Strata uses the model’s natural reasoning to navigate tools step by step, just like a human would, layer by layer, rather than relying on semantic search.
Strata is available as a UI, API, and also open source.
As Xiangkai mentioned, we’re also showcasing our evaluation results
You can check out blog for more details of Strata design!
Can you clarify what “thousands of tools” means in practice? Are these third-party integrations, or do you allow custom user-built tools?
Strata
@aboubacar_sissoko good question! both! it includes tools within 3rd party integration but also compatible with external integration! curious what's your use case?
When you say context overload, how does Strata manage the token / context window limits — do you dynamically prune tools or cache metadata?
Strata
@tenin_traore Great question! It's a combination of both. At each step of the flow (Integration -> Category -> Action), we only load the relevant data for that specific level. So instead of putting thousands of tools in the context, the model only ever sees a handful of relevant options. We also cache this metadata heavily to keep things fast. It dramatically reduces the token count per call.
I’m building an Multi-Agent Launch Orchestrator—a system where 15 specialized AI agents work together to automate from market research and requirement synthesis to launch comms and post-launch analysis. Each agent handles a specific task and passes outputs to the next, with a real-time dashboard, API endpoints, OpenRouter/OpenAI/LLM support, and a modern React frontend for workflow tracking.
Given that, I’m curious—how does Strata handle these kinds of sequential, multi-agent flows where passing context is key? Does it support built-in agent chaining, real-time progress tracking, or consolidated reporting the way an orchestrator would? Would love to know if Strata is designed for these advanced, cross-agent use cases or if you see any best practices!
Strata
@sneh_shah That's a seriously powerful and impressive system you're building! It's a perfect example of the advanced use cases we're excited about.
Here’s how Strata fits in:
Your Launch Orchestrator is the "brain" that handles the high-level agent chaining, context passing, and progress tracking. Strata acts as the specialized "hands" for each of your 15 agents.
Think of it this way:
Your Orchestrator decides: "Okay, Agent 3 (Comms) now needs to post to Slack and Gmail."

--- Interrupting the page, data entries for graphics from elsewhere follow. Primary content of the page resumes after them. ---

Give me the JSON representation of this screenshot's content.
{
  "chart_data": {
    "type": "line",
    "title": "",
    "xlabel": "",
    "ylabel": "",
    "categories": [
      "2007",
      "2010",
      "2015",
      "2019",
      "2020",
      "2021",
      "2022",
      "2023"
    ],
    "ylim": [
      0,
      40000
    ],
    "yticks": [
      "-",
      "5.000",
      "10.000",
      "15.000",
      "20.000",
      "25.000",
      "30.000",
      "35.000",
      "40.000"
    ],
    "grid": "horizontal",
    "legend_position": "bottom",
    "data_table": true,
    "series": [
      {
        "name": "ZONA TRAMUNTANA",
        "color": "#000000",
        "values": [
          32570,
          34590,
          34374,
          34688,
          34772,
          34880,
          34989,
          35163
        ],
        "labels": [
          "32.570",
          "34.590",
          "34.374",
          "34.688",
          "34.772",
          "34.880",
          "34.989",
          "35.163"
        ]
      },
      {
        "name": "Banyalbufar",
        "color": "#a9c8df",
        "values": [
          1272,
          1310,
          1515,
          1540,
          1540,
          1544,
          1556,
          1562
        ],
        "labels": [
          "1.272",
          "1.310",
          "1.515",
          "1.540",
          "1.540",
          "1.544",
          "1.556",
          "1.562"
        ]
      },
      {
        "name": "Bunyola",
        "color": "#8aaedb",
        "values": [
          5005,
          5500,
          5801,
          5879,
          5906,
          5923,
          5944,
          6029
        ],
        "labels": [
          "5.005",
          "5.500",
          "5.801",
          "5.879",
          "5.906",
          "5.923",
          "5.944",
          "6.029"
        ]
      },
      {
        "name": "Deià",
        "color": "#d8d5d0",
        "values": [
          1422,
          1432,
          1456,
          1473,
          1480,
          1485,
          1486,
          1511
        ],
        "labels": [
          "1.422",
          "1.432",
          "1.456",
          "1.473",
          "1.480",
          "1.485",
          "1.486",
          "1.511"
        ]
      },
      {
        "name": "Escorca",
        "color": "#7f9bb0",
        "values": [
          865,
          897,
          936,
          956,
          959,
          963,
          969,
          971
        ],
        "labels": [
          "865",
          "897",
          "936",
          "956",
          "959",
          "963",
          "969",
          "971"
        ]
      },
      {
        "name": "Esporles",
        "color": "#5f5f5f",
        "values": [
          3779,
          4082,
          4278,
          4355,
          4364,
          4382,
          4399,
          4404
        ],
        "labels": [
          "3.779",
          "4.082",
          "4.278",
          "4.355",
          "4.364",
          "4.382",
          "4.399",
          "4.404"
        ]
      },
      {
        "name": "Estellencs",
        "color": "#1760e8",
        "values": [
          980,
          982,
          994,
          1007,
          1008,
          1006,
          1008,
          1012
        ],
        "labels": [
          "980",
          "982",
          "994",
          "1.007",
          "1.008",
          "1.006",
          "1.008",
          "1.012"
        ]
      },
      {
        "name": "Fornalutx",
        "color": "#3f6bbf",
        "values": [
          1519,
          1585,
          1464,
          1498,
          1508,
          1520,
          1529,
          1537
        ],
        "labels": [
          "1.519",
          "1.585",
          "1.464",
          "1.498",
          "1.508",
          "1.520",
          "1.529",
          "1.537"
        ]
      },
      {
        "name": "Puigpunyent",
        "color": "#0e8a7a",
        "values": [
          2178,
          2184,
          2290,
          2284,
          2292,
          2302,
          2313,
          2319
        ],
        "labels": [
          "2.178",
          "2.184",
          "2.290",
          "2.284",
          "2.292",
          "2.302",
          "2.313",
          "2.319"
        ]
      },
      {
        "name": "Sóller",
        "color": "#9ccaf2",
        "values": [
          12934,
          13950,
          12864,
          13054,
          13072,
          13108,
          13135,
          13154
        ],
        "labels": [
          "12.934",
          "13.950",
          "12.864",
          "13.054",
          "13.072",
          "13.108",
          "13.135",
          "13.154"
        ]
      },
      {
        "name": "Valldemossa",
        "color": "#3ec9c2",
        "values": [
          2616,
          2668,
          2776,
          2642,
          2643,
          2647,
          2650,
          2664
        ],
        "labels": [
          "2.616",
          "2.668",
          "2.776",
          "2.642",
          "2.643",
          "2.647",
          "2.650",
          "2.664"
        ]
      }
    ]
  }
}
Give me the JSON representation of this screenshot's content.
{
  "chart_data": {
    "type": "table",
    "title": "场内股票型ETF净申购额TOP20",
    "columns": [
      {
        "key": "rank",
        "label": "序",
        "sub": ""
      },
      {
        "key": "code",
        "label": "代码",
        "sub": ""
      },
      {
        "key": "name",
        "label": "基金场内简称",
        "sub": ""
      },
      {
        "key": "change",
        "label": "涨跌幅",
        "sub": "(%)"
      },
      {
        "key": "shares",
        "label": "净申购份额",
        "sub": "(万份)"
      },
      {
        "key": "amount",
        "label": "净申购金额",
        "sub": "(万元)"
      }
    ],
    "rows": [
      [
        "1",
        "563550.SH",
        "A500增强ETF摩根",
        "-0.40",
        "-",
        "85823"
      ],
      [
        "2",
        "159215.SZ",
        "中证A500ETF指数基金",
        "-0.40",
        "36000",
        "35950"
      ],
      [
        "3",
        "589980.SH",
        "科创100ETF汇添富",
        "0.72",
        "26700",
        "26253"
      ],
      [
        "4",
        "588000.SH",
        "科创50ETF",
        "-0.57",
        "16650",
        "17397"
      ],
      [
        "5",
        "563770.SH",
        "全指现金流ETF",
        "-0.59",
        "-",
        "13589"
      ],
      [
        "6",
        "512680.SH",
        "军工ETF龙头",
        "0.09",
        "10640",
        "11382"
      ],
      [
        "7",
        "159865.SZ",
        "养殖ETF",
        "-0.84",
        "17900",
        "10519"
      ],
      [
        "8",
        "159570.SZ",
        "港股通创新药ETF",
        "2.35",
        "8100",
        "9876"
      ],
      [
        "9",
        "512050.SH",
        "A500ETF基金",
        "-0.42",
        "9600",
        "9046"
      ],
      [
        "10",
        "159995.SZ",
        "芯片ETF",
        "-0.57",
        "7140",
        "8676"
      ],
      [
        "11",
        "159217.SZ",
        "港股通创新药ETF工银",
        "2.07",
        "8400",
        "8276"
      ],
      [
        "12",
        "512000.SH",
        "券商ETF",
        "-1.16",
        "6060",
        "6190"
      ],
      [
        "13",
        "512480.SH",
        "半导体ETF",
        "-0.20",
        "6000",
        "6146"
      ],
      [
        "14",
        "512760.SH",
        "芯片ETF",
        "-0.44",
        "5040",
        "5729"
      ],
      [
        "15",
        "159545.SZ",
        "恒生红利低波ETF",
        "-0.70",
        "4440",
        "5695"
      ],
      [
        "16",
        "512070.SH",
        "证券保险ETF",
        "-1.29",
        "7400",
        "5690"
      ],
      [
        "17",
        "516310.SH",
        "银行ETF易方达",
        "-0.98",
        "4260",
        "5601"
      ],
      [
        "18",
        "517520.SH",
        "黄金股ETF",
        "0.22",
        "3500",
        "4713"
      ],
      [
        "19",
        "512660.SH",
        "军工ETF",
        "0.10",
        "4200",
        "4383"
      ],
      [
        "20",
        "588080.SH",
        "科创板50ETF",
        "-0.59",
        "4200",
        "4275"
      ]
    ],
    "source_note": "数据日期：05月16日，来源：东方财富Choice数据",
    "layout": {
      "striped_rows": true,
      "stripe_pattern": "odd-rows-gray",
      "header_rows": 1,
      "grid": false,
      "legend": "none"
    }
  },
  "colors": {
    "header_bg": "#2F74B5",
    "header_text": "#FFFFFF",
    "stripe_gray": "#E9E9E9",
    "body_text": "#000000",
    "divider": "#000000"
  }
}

Agent 3 uses Strata as the MCP integration layer.
Strata guides the agent: It helps Agent 3 find the precise gmail.send_email and slack.post_message tools out of potentially thousands of other tools and apps, without you needing to stuff those details into its context.
So, while Strata doesn't handle the agent-to-agent orchestration itself, it's the critical execution layer that makes each agent in your chain more reliable, scalable, and cost-effective. The best practice is to pair a system like yours with Strata to get the best of both worlds.
The benchmark results against the official GitHub and Notion servers are quite impressive!
Would you mind sharing a bit more about the methodology of the MCP Mark benchmark? I'm curious about the types of complex workflows you tested.
Strata
@emily_tian Thanks for digging into the data! We're actually planning to release a more detailed blog post about the MCPMark benchmark methodology next week. In short, it involves a series of multi-step, multi-app tasks designed to mimic real-world user requests. Happy to share the link with you when it's live!
remio - Your Personal ChatGPT
Congrats on the launch! This is a brilliant solution to the tool overload problem for AI agents. The progressive disclosure approach is super smart. Quick question: Can Strata learn from user interactions to eventually optimize these pathways or suggest common action sequences? 🤔
Strata
@lvyanghuang Yes this is something we are working on! I think this is a very promising idea and happy to chat with you about it!